Jim Cramer recently announced that he is advising investors to go from 10% portfolio gold to 5%. If that isn’t a buy signal for gold I don’t know what is. When certain analysts turn bearish on gold and silver, it is usually a sign that the bottom is near.
Since gold’s turnaround in August 2020, the fundamentals have got stronger; and they were pretty strong before. The narrative for gold’s decline has been twofold. The dollar strengthening, which is simply not true, and the other smokescreen has been the 10-year treasuries which I also do not believe for one second.
The dollar index when gold hit its highs some $400 above its current levels, is roughly what it is now at 93.300. And as for the treasury yields, well who wants a 2% yield when we all can see that inflation is going to be higher? These are short term traders that have bought the dip and as soon as the Fed cannot allow them to rise anymore (and this will be soon) then they will take profit and run for the hills. Cash and bonds in the current climate are quite literally, not going to be worth the paper they are written on.

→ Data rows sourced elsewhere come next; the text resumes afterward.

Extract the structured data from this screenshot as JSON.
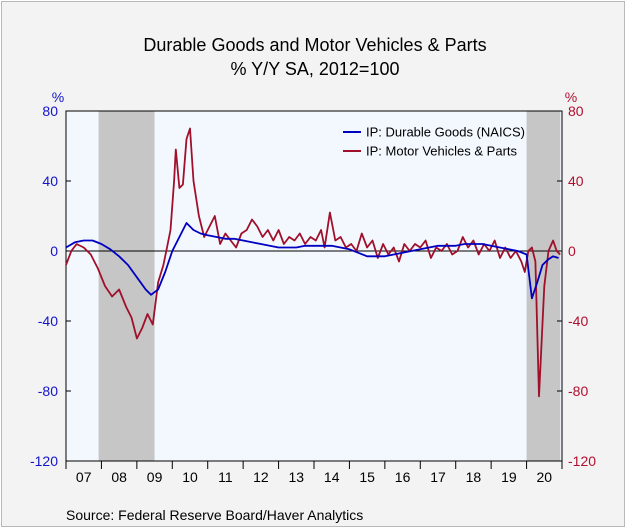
{
  "chart_data": {
    "type": "line",
    "title": "Durable Goods and Motor Vehicles & Parts",
    "subtitle": "% Y/Y   SA, 2012=100",
    "y_unit_left": "%",
    "y_unit_right": "%",
    "ylim": [
      -120,
      80
    ],
    "yticks": [
      80,
      40,
      0,
      -40,
      -80,
      -120
    ],
    "xlim": [
      2007,
      2021
    ],
    "x_tick_labels": [
      "07",
      "08",
      "09",
      "10",
      "11",
      "12",
      "13",
      "14",
      "15",
      "16",
      "17",
      "18",
      "19",
      "20"
    ],
    "recessions": [
      [
        2007.92,
        2009.5
      ],
      [
        2020.0,
        2020.95
      ]
    ],
    "legend_position": "top-right",
    "source": "Source:  Federal Reserve Board/Haver Analytics",
    "colors": {
      "series1": "#0000c0",
      "series2": "#a0102a",
      "plot_bg": "#f3f8ff",
      "recession": "#c6c6c6"
    },
    "series": [
      {
        "name": "IP: Durable Goods (NAICS)",
        "x": [
          2007.0,
          2007.25,
          2007.5,
          2007.75,
          2008.0,
          2008.25,
          2008.5,
          2008.75,
          2009.0,
          2009.25,
          2009.4,
          2009.6,
          2009.8,
          2010.0,
          2010.2,
          2010.4,
          2010.6,
          2010.8,
          2011.0,
          2011.25,
          2011.5,
          2011.75,
          2012.0,
          2012.25,
          2012.5,
          2012.75,
          2013.0,
          2013.25,
          2013.5,
          2013.75,
          2014.0,
          2014.25,
          2014.5,
          2014.75,
          2015.0,
          2015.25,
          2015.5,
          2015.75,
          2016.0,
          2016.25,
          2016.5,
          2016.75,
          2017.0,
          2017.25,
          2017.5,
          2017.75,
          2018.0,
          2018.25,
          2018.5,
          2018.75,
          2019.0,
          2019.25,
          2019.5,
          2019.75,
          2020.0,
          2020.15,
          2020.3,
          2020.45,
          2020.6,
          2020.75,
          2020.9
        ],
        "values": [
          2,
          5,
          6,
          6,
          4,
          1,
          -3,
          -8,
          -15,
          -22,
          -25,
          -22,
          -12,
          0,
          8,
          16,
          12,
          10,
          9,
          8,
          7,
          7,
          6,
          5,
          4,
          3,
          2,
          2,
          2,
          3,
          3,
          3,
          3,
          2,
          1,
          -1,
          -3,
          -3,
          -3,
          -2,
          -1,
          0,
          1,
          2,
          3,
          3,
          3,
          4,
          4,
          4,
          3,
          2,
          1,
          0,
          -2,
          -27,
          -18,
          -8,
          -5,
          -3,
          -4
        ]
      },
      {
        "name": "IP: Motor Vehicles & Parts",
        "x": [
          2007.0,
          2007.15,
          2007.3,
          2007.5,
          2007.7,
          2007.9,
          2008.1,
          2008.3,
          2008.5,
          2008.7,
          2008.85,
          2009.0,
          2009.15,
          2009.3,
          2009.45,
          2009.6,
          2009.75,
          2009.85,
          2009.95,
          2010.05,
          2010.1,
          2010.2,
          2010.3,
          2010.4,
          2010.5,
          2010.6,
          2010.75,
          2010.9,
          2011.05,
          2011.2,
          2011.35,
          2011.5,
          2011.65,
          2011.8,
          2011.95,
          2012.1,
          2012.25,
          2012.4,
          2012.55,
          2012.7,
          2012.85,
          2013.0,
          2013.15,
          2013.3,
          2013.45,
          2013.6,
          2013.75,
          2013.9,
          2014.05,
          2014.2,
          2014.3,
          2014.45,
          2014.6,
          2014.75,
          2014.9,
          2015.05,
          2015.2,
          2015.35,
          2015.5,
          2015.65,
          2015.8,
          2015.95,
          2016.1,
          2016.25,
          2016.4,
          2016.55,
          2016.7,
          2016.85,
          2017.0,
          2017.15,
          2017.3,
          2017.45,
          2017.6,
          2017.75,
          2017.9,
          2018.05,
          2018.2,
          2018.35,
          2018.5,
          2018.65,
          2018.8,
          2018.95,
          2019.1,
          2019.25,
          2019.4,
          2019.55,
          2019.7,
          2019.85,
          2019.95,
          2020.05,
          2020.15,
          2020.25,
          2020.35,
          2020.5,
          2020.62,
          2020.75,
          2020.85,
          2020.95
        ],
        "values": [
          -8,
          0,
          4,
          2,
          -2,
          -10,
          -20,
          -26,
          -22,
          -32,
          -38,
          -50,
          -44,
          -36,
          -42,
          -18,
          -8,
          2,
          12,
          40,
          58,
          36,
          38,
          64,
          70,
          40,
          20,
          8,
          14,
          20,
          4,
          10,
          6,
          2,
          10,
          12,
          18,
          14,
          8,
          12,
          6,
          12,
          4,
          8,
          6,
          10,
          4,
          8,
          6,
          12,
          2,
          22,
          6,
          8,
          2,
          4,
          0,
          10,
          2,
          6,
          -4,
          4,
          -2,
          2,
          -6,
          4,
          0,
          4,
          2,
          6,
          -4,
          2,
          0,
          4,
          -2,
          0,
          8,
          2,
          6,
          -2,
          4,
          0,
          6,
          -4,
          2,
          -4,
          0,
          -6,
          -12,
          0,
          2,
          -6,
          -83,
          -20,
          0,
          6,
          0,
          -2
        ]
      }
    ]
  }
}
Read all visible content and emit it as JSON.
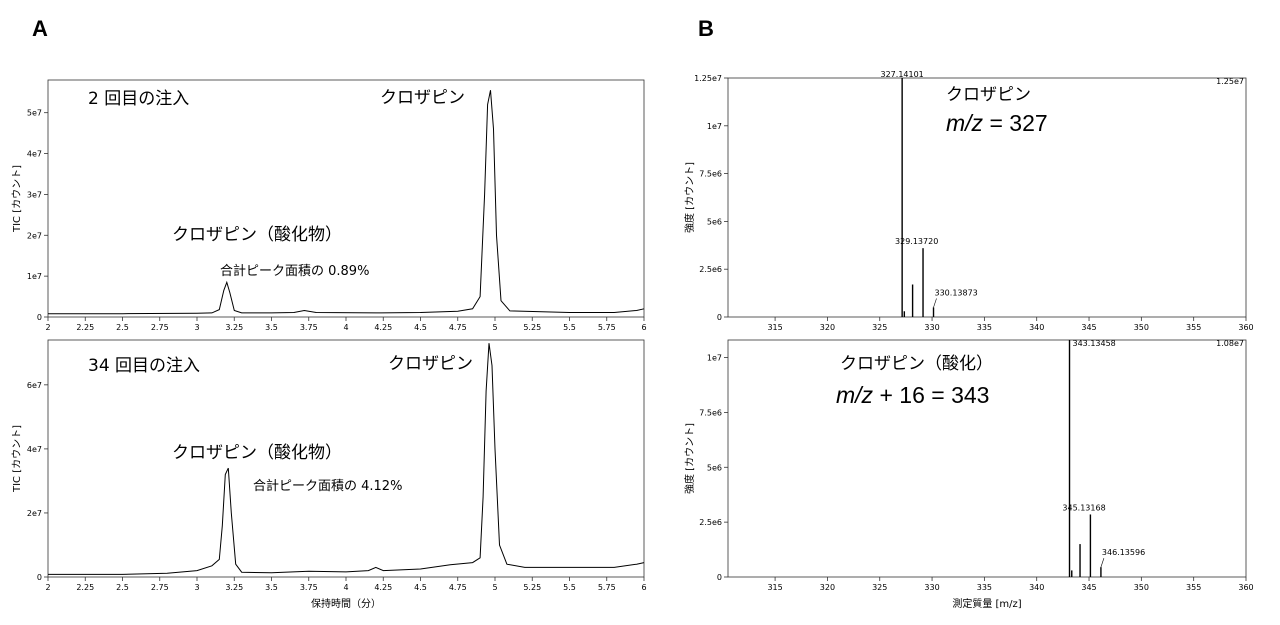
{
  "panels": {
    "a_letter": "A",
    "b_letter": "B"
  },
  "chart_data": [
    {
      "id": "A-top",
      "type": "line",
      "ylabel": "TIC [カウント]",
      "xlabel": "",
      "xlim": [
        2,
        6
      ],
      "ylim": [
        0,
        58000000
      ],
      "xticks": [
        "2",
        "2.25",
        "2.5",
        "2.75",
        "3",
        "3.25",
        "3.5",
        "3.75",
        "4",
        "4.25",
        "4.5",
        "4.75",
        "5",
        "5.25",
        "5.5",
        "5.75",
        "6"
      ],
      "yticks": [
        "0",
        "1e7",
        "2e7",
        "3e7",
        "4e7",
        "5e7"
      ],
      "series": [
        {
          "color": "#000000",
          "points": [
            [
              2.0,
              0.8
            ],
            [
              2.5,
              0.8
            ],
            [
              3.0,
              0.9
            ],
            [
              3.1,
              1.0
            ],
            [
              3.15,
              1.8
            ],
            [
              3.18,
              6.5
            ],
            [
              3.2,
              8.5
            ],
            [
              3.22,
              6.0
            ],
            [
              3.25,
              1.6
            ],
            [
              3.3,
              1.0
            ],
            [
              3.5,
              1.0
            ],
            [
              3.65,
              1.1
            ],
            [
              3.72,
              1.6
            ],
            [
              3.8,
              1.1
            ],
            [
              4.2,
              1.0
            ],
            [
              4.5,
              1.1
            ],
            [
              4.75,
              1.4
            ],
            [
              4.85,
              2.0
            ],
            [
              4.9,
              5.0
            ],
            [
              4.93,
              30.0
            ],
            [
              4.95,
              52.0
            ],
            [
              4.97,
              55.5
            ],
            [
              4.99,
              46.0
            ],
            [
              5.01,
              20.0
            ],
            [
              5.04,
              4.0
            ],
            [
              5.1,
              1.5
            ],
            [
              5.5,
              1.1
            ],
            [
              5.8,
              1.1
            ],
            [
              5.95,
              1.6
            ],
            [
              6.0,
              2.0
            ]
          ]
        }
      ],
      "y_unit_scale": "1e6",
      "annotations": {
        "injection": "2 回目の注入",
        "clozapine": "クロザピン",
        "oxide": "クロザピン（酸化物）",
        "area": "合計ピーク面積の 0.89%"
      }
    },
    {
      "id": "A-bottom",
      "type": "line",
      "ylabel": "TIC [カウント]",
      "xlabel": "保持時間（分）",
      "xlim": [
        2,
        6
      ],
      "ylim": [
        0,
        74000000
      ],
      "xticks": [
        "2",
        "2.25",
        "2.5",
        "2.75",
        "3",
        "3.25",
        "3.5",
        "3.75",
        "4",
        "4.25",
        "4.5",
        "4.75",
        "5",
        "5.25",
        "5.5",
        "5.75",
        "6"
      ],
      "yticks": [
        "0",
        "2e7",
        "4e7",
        "6e7"
      ],
      "series": [
        {
          "color": "#000000",
          "points": [
            [
              2.0,
              0.8
            ],
            [
              2.5,
              0.8
            ],
            [
              2.8,
              1.2
            ],
            [
              3.0,
              2.0
            ],
            [
              3.1,
              3.5
            ],
            [
              3.15,
              5.5
            ],
            [
              3.17,
              16.0
            ],
            [
              3.19,
              32.0
            ],
            [
              3.21,
              34.0
            ],
            [
              3.23,
              20.0
            ],
            [
              3.26,
              4.0
            ],
            [
              3.3,
              1.5
            ],
            [
              3.5,
              1.3
            ],
            [
              3.75,
              1.8
            ],
            [
              4.0,
              1.6
            ],
            [
              4.15,
              2.0
            ],
            [
              4.2,
              3.0
            ],
            [
              4.25,
              2.0
            ],
            [
              4.5,
              2.5
            ],
            [
              4.7,
              3.8
            ],
            [
              4.85,
              4.5
            ],
            [
              4.9,
              6.0
            ],
            [
              4.92,
              25.0
            ],
            [
              4.94,
              58.0
            ],
            [
              4.96,
              73.0
            ],
            [
              4.98,
              66.0
            ],
            [
              5.0,
              40.0
            ],
            [
              5.03,
              10.0
            ],
            [
              5.08,
              4.0
            ],
            [
              5.2,
              3.0
            ],
            [
              5.5,
              3.0
            ],
            [
              5.8,
              3.0
            ],
            [
              5.95,
              4.0
            ],
            [
              6.0,
              4.5
            ]
          ]
        }
      ],
      "y_unit_scale": "1e6",
      "annotations": {
        "injection": "34 回目の注入",
        "clozapine": "クロザピン",
        "oxide": "クロザピン（酸化物）",
        "area": "合計ピーク面積の 4.12%"
      }
    },
    {
      "id": "B-top",
      "type": "bar",
      "ylabel": "強度 [カウント]",
      "xlabel": "",
      "xlim": [
        310.5,
        360
      ],
      "ylim": [
        0,
        12500000
      ],
      "xticks": [
        "315",
        "320",
        "325",
        "330",
        "335",
        "340",
        "345",
        "350",
        "355",
        "360"
      ],
      "yticks": [
        "0",
        "2.5e6",
        "5e6",
        "7.5e6",
        "1e7",
        "1.25e7"
      ],
      "max_label": "1.25e7",
      "sticks": [
        [
          327.141,
          12.5
        ],
        [
          327.35,
          0.3
        ],
        [
          328.14,
          1.7
        ],
        [
          329.137,
          3.6
        ],
        [
          330.139,
          0.5
        ]
      ],
      "y_unit_scale": "1e6",
      "peak_labels": [
        {
          "mz": 327.141,
          "text": "327.14101"
        },
        {
          "mz": 329.137,
          "text": "329.13720"
        },
        {
          "mz": 330.139,
          "text": "330.13873"
        }
      ],
      "annotations": {
        "name": "クロザピン",
        "mz_italic": "m/z",
        "mz_value": " = 327"
      }
    },
    {
      "id": "B-bottom",
      "type": "bar",
      "ylabel": "強度 [カウント]",
      "xlabel": "測定質量 [m/z]",
      "xlim": [
        310.5,
        360
      ],
      "ylim": [
        0,
        10800000
      ],
      "xticks": [
        "315",
        "320",
        "325",
        "330",
        "335",
        "340",
        "345",
        "350",
        "355",
        "360"
      ],
      "yticks": [
        "0",
        "2.5e6",
        "5e6",
        "7.5e6",
        "1e7"
      ],
      "max_label": "1.08e7",
      "sticks": [
        [
          343.135,
          10.8
        ],
        [
          343.35,
          0.3
        ],
        [
          344.14,
          1.5
        ],
        [
          345.132,
          2.85
        ],
        [
          346.136,
          0.45
        ]
      ],
      "y_unit_scale": "1e6",
      "peak_labels": [
        {
          "mz": 343.135,
          "text": "343.13458"
        },
        {
          "mz": 345.132,
          "text": "345.13168"
        },
        {
          "mz": 346.136,
          "text": "346.13596"
        }
      ],
      "annotations": {
        "name": "クロザピン（酸化）",
        "mz_italic": "m/z",
        "mz_value": " + 16 = 343"
      }
    }
  ]
}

We have seen in the past that gold can rally in sync with the US dollar, and also 10-year treasuries. There are proven periods of time when this has happened in the last few years. The dollar index is rising but the key here is it isn’t strengthening, it is just outperforming a basket of other currencies falling at a greater rate than the dollar. The markets have been riding the wave of optimism now for too long, and when reality kicks in that we are nowhere near the dizzy heights the stock market is currently reflecting, the Fed will have to step in. They cannot allow a strong dollar nor yields to continue rising.
Powell keeps taking about using “all the tools available”. At the moment his only tool is continuing the dovish stance and money printing. His last and final tool at the bottom of the box is yield curve control. Surely it is only a matter of time before these words are uttered. The result of this? Stocks will rally and bond yields will fall – why would you invest knowing there is a cap and inflation will outweigh it. Next, the expectation of inflation will rise causing real yields to fall at a faster rate than nominal yields. And what about the dollar? When the above plays out, it will drop like a stone. This will mean every macro and fundamental for precious metals will align. Last time that happened over a decade ago, gold rallied around 180% over the next few years and Silver rallied circa 485%.
So what will it take for gold to shine again? The simple answer lies with the Fed, and it isn’t so much if, it is more when.